Mary Butts's "Unrest Cure" for The Waste Land - Critical Essay

Twentieth Century Literature, Jan, 1999 by Jennifer Kroll

In light of Freud's association of vermin and small animals with children, the poem's images of hollow spaces filled with bones and rats become interpretable as nightmare images of pregnancy and female reproductivity. The "little low dry garret, / Rattled by the rat's foot only, year to year" (194-95) becomes a vagina/womb-like space. We see an image of grotesque childbirth in the passage that reads: "A rat crept softly through the vegetation / Dragging its slimy belly on the bank" (187-78). The connection between women, vermin, and childbirth becomes perhaps most intriguing in a passage from "What the Thunder Said" where "bats" (flying rodents) are given "baby faces":

A woman drew her long black hair out tight

And fiddled whisper music on those strings

And bats with baby faces in the violet light

Whistled, and beat their wings

And crawled head downward down a blackened wall

And upside down in air were towers

Tolling reminiscent bells, that kept the hours

And voices singing out of empty cisterns and exhausted wells. (378-85)

The downward movement of these bats is something like a grotesque reenactment of childbirth. The witch-like woman here, with her "long black hair," seems responsible for the motion of these bats, as well as for the frightening sound of "voices singing out of empty cisterns and exhausted wells," which evoke female reproductive spaces.

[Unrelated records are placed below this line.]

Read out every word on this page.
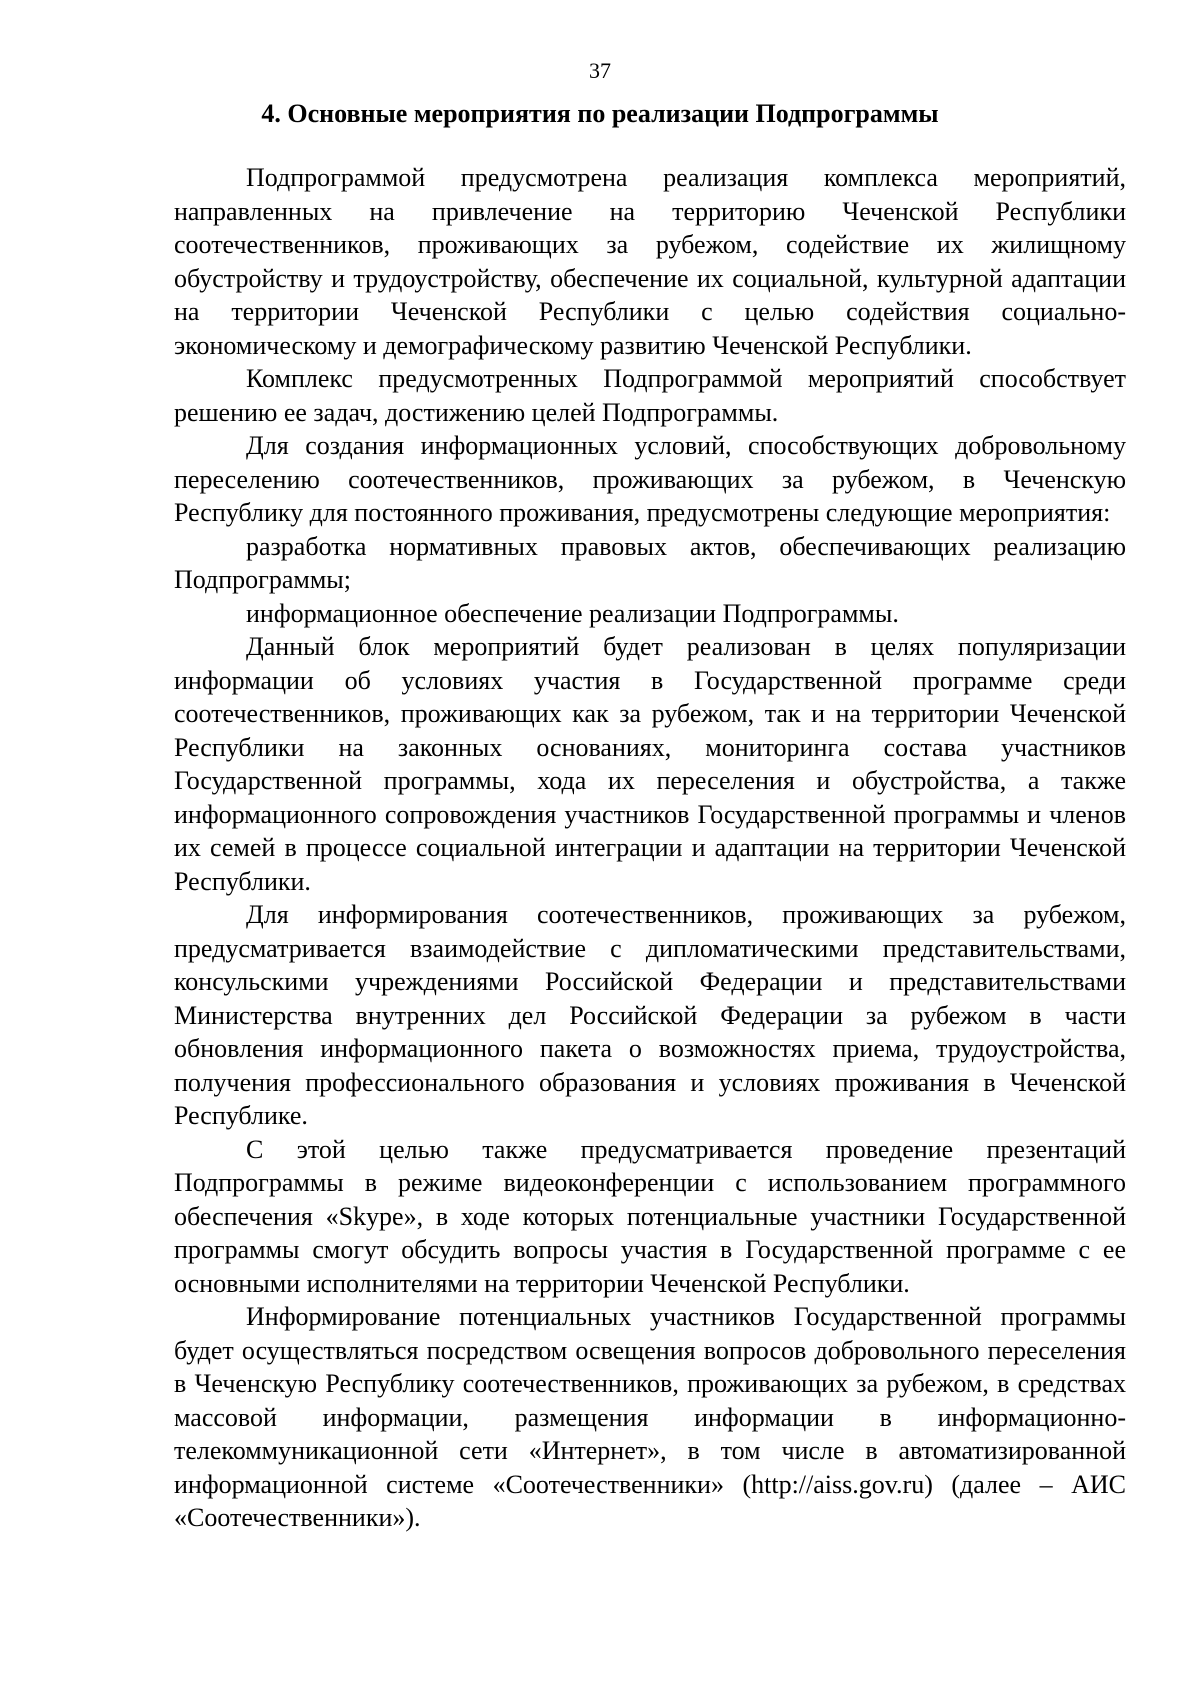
37
4. Основные мероприятия по реализации Подпрограммы

Подпрограммой предусмотрена реализация комплекса мероприятий, направленных на привлечение на территорию Чеченской Республики соотечественников, проживающих за рубежом, содействие их жилищному обустройству и трудоустройству, обеспечение их социальной, культурной адаптации на территории Чеченской Республики с целью содействия социально-экономическому и демографическому развитию Чеченской Республики.

Комплекс предусмотренных Подпрограммой мероприятий способствует решению ее задач, достижению целей Подпрограммы.

Для создания информационных условий, способствующих добровольному переселению соотечественников, проживающих за рубежом, в Чеченскую Республику для постоянного проживания, предусмотрены следующие мероприятия:

разработка нормативных правовых актов, обеспечивающих реализацию Подпрограммы;

информационное обеспечение реализации Подпрограммы.

Данный блок мероприятий будет реализован в целях популяризации информации об условиях участия в Государственной программе среди соотечественников, проживающих как за рубежом, так и на территории Чеченской Республики на законных основаниях, мониторинга состава участников Государственной программы, хода их переселения и обустройства, а также информационного сопровождения участников Государственной программы и членов их семей в процессе социальной интеграции и адаптации на территории Чеченской Республики.

Для информирования соотечественников, проживающих за рубежом, предусматривается взаимодействие с дипломатическими представительствами, консульскими учреждениями Российской Федерации и представительствами Министерства внутренних дел Российской Федерации за рубежом в части обновления информационного пакета о возможностях приема, трудоустройства, получения профессионального образования и условиях проживания в Чеченской Республике.

С этой целью также предусматривается проведение презентаций Подпрограммы в режиме видеоконференции с использованием программного обеспечения «Skype», в ходе которых потенциальные участники Государственной программы смогут обсудить вопросы участия в Государственной программе с ее основными исполнителями на территории Чеченской Республики.

Информирование потенциальных участников Государственной программы будет осуществляться посредством освещения вопросов добровольного переселения в Чеченскую Республику соотечественников, проживающих за рубежом, в средствах массовой информации, размещения информации в информационно-телекоммуникационной сети «Интернет», в том числе в автоматизированной информационной системе «Соотечественники» (http://aiss.gov.ru) (далее – АИС «Соотечественники»).
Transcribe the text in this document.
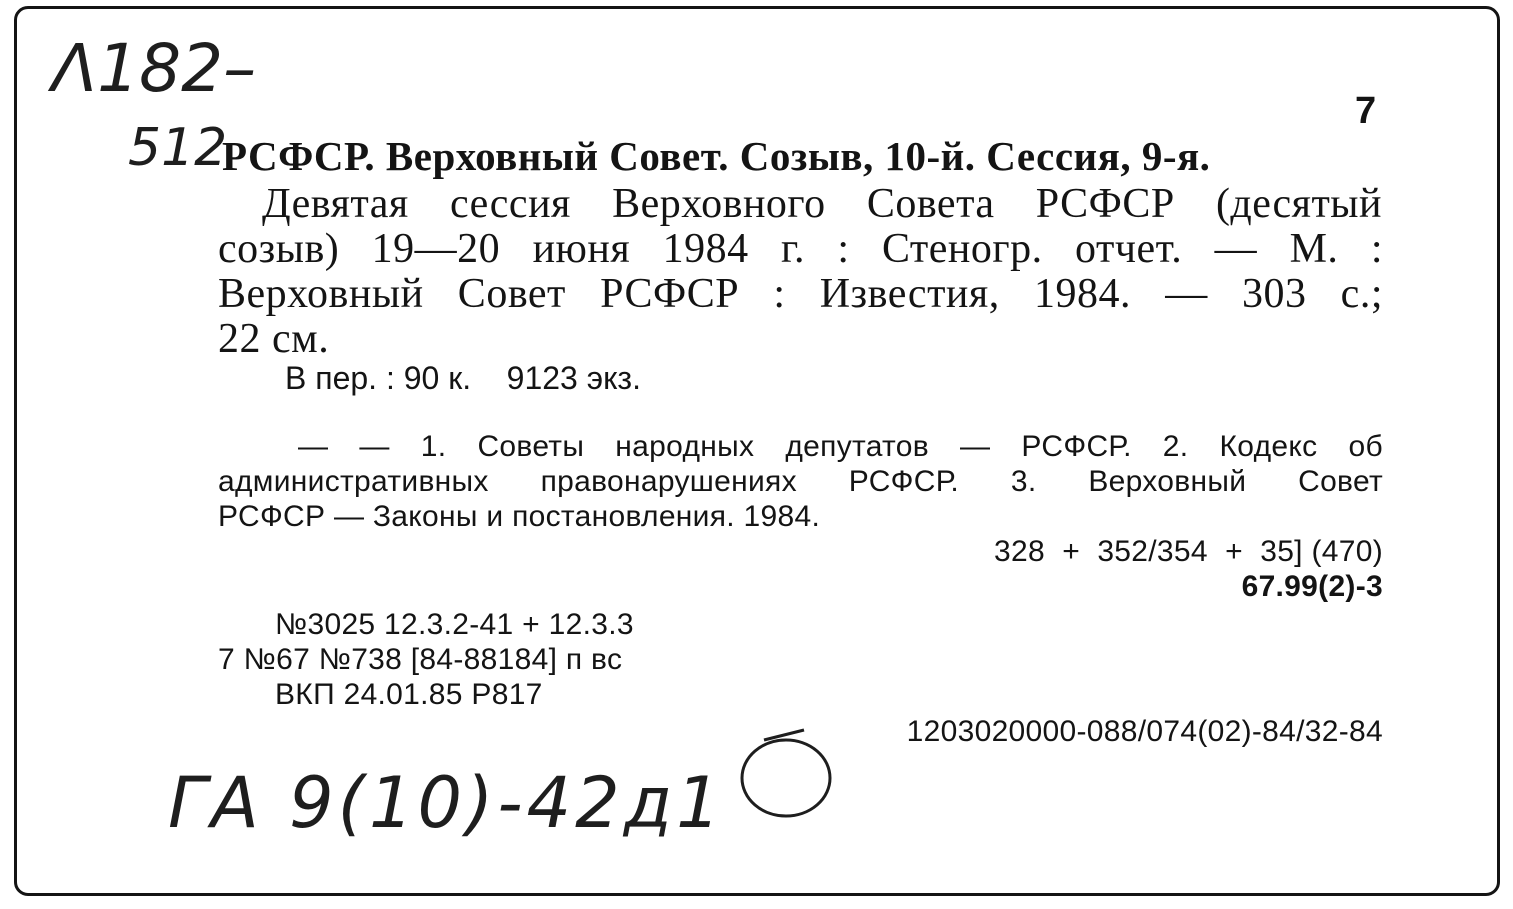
Λ182–
512
7
РСФСР. Верховный Совет. Созыв, 10-й. Сессия, 9-я.
Девятая сессия Верховного Совета РСФСР (десятый
созыв) 19—20 июня 1984 г. : Стеногр. отчет. — М. :
Верховный Совет РСФСР : Известия, 1984. — 303 с.;
22 см.
В пер. : 90 к.    9123 экз.
— — 1. Советы народных депутатов — РСФСР. 2. Кодекс об
административных правонарушениях РСФСР. 3. Верховный Совет
РСФСР — Законы и постановления. 1984.
328  +  352/354  +  35] (470)
67.99(2)-3
№3025 12.3.2-41 + 12.3.3
7 №67 №738 [84-88184] п вс
ВКП 24.01.85 Р817
1203020000-088/074(02)-84/32-84
ГА 9(10)-42д1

In Armed with Madness, bats and a rat appear, early on in the story, while Scylla is entertaining Carston on the patio (5). The appearance of such animals is not alarming here, however, since they are simply a natural part of a quietly fecund setting:

So they ate together; an eatable meal, fresh-tasting wine, and the inevitable whisky after. A rabbit crossed the lawn. A rat came under the verandah and stole a piece of bread. Two bats flew in. . . . Nothing went on happening: the delicate quiet waited on them. (13)

Just as the significance of bats and rats is altered in the landscape of Butts's novel, so too is the significance of a witch-woman's presence. When we are first introduced to Scylla, Felix, and Ross, the three together are described in positive terms as a witch figure. Sitting out on the shoreline, conspiring over the arrival of Carston, these three become "a triple figure, like Hecate the witch, amused, imaginative" (6).(16)

Armed with Madness counters The Waste Land's uniformly bleak vision, both through offering such alternative readings for Eliot's figures of the grotesque and through descriptions of a dual-natured landscape, both lovely and grotesque. Heavily influenced by the thought of Blake and Nietzsche and very much attracted to Taoism, Butts typically depicts a world characterized equally by forces of dissolution and regeneration.(17) Armed with Madness constantly illustrates her notion that "in the world there is a fifty-fifty deal of pleasure and grief" (AM55), and that thus "the best [artistic] work cannot be made up wholly from [images of] the ugly and unsound" ("Selections" 171). When Felix, Scylla, and Ross are first introduced, they are "lying out naked on a rock-spit which terminate [s] their piece of land." "The sea at the moment," we are told, "was something for the men to swim in, an enormous toy" (AM5). Later, however, the same sea, in a more violent mood, sinks a ship, and Felix, who works with the rescue team, is traumatized by a vision of "twenty-three dead men," "singularly drowned with their wounds shewing - where the fish gnawed" (101). In the opening sequences of Armed with Madness, the Taverner land is depicted as simultaneously "marvelously noisy," and so silent that "[n]ot many nerves [can] stand it" (3). About the Taverners' two closest neighbors we are told that "the fisherman was a gentleman, and a fine carver in wood. The shepherd was a troglodyte. He came home drunk in the moonlight spinning round and yelling obscene words to the tune of old hymns" (4). The Taverners, who themselves want "everything and nothing," are "equally friends with both" the Dionysian shepherd and the Apollonian fisherman (4).